Dr. Shanmughapriya Santhanam's research has focused on the mechanisms by which mitochondrial calcium uptake is tightly regulated during health and disease. Calcium (Ca2+) is a unique cellular ion and is the key regulator of multiple cellular processes including mitochondrial function and dysfunction. Mitochondrial Ca2+ (mCa2+) uptake is precisely controlled by the Ca2+ selective channel, the Mitochondrial Ca2+ Uniporter (MCU). Dr. Santhanam’s research contributed to the understanding of how MCU, a hetero‐oligomeric complex is regulated by a suite of proteins.

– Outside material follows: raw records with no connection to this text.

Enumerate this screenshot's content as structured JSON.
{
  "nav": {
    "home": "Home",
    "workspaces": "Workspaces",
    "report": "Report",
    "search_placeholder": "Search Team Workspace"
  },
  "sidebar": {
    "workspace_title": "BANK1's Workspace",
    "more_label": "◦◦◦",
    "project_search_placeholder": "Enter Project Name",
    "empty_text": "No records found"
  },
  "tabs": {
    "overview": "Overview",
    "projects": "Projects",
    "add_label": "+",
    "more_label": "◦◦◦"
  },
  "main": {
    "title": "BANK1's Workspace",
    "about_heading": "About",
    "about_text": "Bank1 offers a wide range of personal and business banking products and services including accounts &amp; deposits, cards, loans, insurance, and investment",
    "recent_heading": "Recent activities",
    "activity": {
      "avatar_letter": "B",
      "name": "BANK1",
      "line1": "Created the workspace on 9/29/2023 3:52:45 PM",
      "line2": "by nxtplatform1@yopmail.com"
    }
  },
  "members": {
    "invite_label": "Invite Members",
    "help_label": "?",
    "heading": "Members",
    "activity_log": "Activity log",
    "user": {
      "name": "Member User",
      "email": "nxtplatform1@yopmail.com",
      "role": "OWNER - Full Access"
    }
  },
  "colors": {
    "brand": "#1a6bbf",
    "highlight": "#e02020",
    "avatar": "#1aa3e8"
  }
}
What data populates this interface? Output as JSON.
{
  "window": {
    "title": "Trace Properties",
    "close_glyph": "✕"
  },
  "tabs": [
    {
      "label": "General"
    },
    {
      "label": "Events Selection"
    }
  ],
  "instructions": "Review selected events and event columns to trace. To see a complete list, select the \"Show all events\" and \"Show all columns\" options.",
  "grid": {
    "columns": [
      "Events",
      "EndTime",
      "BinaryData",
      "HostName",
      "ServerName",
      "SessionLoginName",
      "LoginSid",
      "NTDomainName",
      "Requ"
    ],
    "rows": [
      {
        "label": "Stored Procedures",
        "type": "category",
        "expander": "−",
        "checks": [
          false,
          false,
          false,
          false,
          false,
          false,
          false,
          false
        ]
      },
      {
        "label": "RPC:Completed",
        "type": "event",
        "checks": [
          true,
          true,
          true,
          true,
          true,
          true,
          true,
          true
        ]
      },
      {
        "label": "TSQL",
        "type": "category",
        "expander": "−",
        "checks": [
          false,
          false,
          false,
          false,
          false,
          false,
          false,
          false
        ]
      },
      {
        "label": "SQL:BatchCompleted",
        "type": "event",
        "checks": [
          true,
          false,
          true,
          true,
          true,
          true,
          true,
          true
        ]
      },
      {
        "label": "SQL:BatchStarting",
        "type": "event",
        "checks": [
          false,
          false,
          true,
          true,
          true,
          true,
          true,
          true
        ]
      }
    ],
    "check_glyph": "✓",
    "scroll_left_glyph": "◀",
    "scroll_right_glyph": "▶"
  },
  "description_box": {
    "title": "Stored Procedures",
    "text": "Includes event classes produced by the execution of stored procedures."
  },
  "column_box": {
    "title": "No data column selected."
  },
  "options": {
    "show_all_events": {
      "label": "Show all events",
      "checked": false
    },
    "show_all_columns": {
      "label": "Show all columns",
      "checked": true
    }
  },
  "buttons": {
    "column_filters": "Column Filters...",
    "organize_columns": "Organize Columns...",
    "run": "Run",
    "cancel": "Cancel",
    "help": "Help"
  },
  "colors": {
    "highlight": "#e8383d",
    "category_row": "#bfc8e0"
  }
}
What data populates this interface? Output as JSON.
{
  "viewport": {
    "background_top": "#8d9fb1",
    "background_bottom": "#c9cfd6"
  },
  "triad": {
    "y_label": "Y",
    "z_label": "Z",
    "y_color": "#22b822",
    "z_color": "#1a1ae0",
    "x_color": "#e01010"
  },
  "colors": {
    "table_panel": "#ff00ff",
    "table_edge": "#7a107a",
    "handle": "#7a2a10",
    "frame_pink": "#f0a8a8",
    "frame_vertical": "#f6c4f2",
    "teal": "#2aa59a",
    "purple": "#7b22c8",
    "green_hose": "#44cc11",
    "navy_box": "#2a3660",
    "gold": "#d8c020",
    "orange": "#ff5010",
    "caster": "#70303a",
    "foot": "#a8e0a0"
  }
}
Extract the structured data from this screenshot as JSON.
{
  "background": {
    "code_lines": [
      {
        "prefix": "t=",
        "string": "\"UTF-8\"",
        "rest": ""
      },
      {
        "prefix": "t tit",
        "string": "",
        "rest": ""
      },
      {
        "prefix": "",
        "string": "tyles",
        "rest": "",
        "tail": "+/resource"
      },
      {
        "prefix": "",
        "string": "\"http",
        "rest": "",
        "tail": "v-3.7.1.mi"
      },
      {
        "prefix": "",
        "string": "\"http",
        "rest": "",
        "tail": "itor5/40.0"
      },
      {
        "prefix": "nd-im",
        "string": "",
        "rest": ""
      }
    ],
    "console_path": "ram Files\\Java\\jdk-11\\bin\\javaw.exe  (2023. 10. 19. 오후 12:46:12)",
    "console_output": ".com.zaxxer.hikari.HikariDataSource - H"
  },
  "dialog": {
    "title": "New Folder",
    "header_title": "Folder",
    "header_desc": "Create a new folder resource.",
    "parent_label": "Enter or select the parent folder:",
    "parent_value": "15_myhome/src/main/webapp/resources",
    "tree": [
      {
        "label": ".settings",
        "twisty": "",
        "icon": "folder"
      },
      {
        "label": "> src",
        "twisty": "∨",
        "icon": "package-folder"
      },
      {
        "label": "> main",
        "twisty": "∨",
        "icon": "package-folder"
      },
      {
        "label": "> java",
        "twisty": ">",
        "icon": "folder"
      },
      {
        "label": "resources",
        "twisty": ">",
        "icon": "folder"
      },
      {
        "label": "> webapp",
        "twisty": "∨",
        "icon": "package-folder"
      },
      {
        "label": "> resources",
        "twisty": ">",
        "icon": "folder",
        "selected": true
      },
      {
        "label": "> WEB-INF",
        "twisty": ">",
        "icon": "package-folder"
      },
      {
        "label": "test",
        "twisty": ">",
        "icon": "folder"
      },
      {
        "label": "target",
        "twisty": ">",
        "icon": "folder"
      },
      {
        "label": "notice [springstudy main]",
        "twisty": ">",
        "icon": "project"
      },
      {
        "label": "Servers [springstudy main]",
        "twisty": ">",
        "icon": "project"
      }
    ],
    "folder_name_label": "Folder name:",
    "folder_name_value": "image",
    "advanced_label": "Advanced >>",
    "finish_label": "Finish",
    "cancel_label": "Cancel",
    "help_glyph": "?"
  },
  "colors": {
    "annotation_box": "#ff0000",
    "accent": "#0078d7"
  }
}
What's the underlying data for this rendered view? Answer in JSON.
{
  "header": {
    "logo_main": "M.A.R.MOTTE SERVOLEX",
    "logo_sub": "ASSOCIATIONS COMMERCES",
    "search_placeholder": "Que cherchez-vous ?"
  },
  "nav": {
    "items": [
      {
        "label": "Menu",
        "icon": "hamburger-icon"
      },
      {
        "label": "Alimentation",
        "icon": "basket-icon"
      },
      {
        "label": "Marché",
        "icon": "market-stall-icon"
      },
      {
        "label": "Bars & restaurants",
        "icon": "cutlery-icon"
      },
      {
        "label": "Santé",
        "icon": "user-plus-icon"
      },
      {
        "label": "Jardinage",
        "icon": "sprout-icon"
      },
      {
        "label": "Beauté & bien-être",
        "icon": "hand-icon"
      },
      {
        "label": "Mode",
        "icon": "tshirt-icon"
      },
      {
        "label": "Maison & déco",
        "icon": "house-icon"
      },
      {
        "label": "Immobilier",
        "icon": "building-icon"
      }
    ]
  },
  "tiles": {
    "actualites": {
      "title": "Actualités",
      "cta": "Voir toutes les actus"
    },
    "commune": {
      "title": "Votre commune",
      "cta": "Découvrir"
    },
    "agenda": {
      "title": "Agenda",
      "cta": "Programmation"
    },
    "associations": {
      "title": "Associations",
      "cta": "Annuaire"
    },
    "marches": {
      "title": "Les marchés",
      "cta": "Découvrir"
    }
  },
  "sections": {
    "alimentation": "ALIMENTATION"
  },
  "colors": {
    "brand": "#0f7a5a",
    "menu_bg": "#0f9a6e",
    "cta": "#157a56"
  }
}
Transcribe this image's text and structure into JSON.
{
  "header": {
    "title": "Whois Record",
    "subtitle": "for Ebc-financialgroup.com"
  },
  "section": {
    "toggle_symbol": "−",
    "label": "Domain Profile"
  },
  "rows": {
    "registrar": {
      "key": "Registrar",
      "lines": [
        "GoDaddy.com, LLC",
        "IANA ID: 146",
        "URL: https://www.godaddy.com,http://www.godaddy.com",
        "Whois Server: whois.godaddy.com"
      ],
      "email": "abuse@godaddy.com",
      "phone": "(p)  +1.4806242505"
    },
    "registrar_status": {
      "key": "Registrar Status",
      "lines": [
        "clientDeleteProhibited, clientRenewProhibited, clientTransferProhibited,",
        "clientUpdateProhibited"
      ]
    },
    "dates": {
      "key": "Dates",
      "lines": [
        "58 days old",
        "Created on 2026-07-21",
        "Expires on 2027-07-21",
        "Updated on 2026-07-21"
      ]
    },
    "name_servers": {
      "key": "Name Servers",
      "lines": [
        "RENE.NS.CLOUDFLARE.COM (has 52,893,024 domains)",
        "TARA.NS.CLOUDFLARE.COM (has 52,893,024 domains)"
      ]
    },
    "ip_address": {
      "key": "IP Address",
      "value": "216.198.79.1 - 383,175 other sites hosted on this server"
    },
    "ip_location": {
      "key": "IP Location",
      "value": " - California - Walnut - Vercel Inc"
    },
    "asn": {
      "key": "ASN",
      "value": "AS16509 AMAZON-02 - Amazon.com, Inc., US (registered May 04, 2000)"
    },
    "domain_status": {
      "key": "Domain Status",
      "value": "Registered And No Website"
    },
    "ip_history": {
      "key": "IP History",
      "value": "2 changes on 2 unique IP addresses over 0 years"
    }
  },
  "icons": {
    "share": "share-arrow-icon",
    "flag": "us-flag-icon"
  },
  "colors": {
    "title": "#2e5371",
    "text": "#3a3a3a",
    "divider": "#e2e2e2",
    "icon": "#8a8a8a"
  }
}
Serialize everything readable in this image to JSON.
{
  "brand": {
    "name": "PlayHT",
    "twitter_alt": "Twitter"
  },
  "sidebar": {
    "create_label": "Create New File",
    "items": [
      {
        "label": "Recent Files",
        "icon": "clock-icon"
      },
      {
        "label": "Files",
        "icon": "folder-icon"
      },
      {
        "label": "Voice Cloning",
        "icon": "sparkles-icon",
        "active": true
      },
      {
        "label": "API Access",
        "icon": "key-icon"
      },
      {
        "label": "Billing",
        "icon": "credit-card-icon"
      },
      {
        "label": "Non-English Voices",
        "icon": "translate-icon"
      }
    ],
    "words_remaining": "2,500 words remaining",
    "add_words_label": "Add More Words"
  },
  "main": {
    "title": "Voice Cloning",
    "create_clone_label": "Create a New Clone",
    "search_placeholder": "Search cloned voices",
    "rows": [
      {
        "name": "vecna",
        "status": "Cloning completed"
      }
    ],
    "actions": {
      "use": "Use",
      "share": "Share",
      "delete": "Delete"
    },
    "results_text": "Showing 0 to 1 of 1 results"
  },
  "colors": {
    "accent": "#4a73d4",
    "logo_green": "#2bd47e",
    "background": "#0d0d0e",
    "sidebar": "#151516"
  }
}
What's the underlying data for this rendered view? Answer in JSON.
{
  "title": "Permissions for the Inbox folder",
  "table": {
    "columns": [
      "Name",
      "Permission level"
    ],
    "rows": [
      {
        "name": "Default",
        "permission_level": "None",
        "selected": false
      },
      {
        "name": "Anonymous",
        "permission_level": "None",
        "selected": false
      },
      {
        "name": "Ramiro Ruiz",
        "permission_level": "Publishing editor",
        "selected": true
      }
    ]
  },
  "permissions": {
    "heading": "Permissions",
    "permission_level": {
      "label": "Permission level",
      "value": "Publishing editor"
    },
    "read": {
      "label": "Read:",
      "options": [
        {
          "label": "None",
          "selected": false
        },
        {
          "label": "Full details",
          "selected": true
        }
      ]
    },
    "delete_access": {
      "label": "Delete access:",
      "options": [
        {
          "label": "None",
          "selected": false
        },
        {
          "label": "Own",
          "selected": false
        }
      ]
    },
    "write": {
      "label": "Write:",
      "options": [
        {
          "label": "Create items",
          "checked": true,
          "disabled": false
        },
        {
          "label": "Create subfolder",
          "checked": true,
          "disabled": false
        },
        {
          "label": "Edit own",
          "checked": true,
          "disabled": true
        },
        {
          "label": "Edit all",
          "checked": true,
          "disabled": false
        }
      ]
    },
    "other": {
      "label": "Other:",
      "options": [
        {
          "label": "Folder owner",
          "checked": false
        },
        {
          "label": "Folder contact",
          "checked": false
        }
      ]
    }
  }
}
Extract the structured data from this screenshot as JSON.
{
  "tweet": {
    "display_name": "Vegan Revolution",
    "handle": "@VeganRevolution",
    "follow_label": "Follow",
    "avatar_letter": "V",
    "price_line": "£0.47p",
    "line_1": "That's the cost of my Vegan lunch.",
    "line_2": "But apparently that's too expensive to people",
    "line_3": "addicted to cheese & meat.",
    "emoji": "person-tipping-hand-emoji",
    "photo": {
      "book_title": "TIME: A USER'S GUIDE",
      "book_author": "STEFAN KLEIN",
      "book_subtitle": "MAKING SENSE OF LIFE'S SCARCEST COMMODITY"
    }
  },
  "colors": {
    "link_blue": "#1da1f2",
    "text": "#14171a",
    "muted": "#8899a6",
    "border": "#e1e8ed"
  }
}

Despite active research on identifying the molecular make‐up of MCU as a multifaceted oligomeric complex, an understanding of the molecular mechanism of MCU regulation remains obscure. While many Ca2+ channels including InP3R, RyRs, and CRAC exhibit Ca2+‐dependent feedback mechanisms, it is unclear whether there exists a divalent cation‐dependent control of MCU activity. Dr. Santhanam’s recent research program is focused on how to fine tune MCU activity by mitochondrial matrix Mg2+. Her interest in this field was promulgated by recent resolution of the MCU’s atomic structure and the identification of the MCU regulating acidic patch (MRAP) at the N‐terminal domain by their group in collaboration with Dr. Peter Stathopulos of Western University in Ontario, Canada. To understand the regulation of MCU by matrix Mg2+, her research utilizes a CRISPR/Cas9‐mediated gene targeting strategy to develop novel loss/gain of function mouse models for the mitochondrial Mg2+ channel, Mrs2p.

Because mMg2+ plays a dominant role in the regulation of MCU‐mediated Ca2+ uptake, Dr. Santhanam believes any changes in free mMg2+ levels due to mMg2+ entry or changes in matrix phosphate, ATP or ADP levels will be sensed by the MRAP domain of MCU and thus regulate MCU channel activity. Elucidation of the regulatory mechanism of MCU‐mediated Ca2+ uptake by mMg2+ will optimally yield new avenues for maintaining metabolic plasticity in myocytes thereby facilitating adaptation to increased workload and disease states.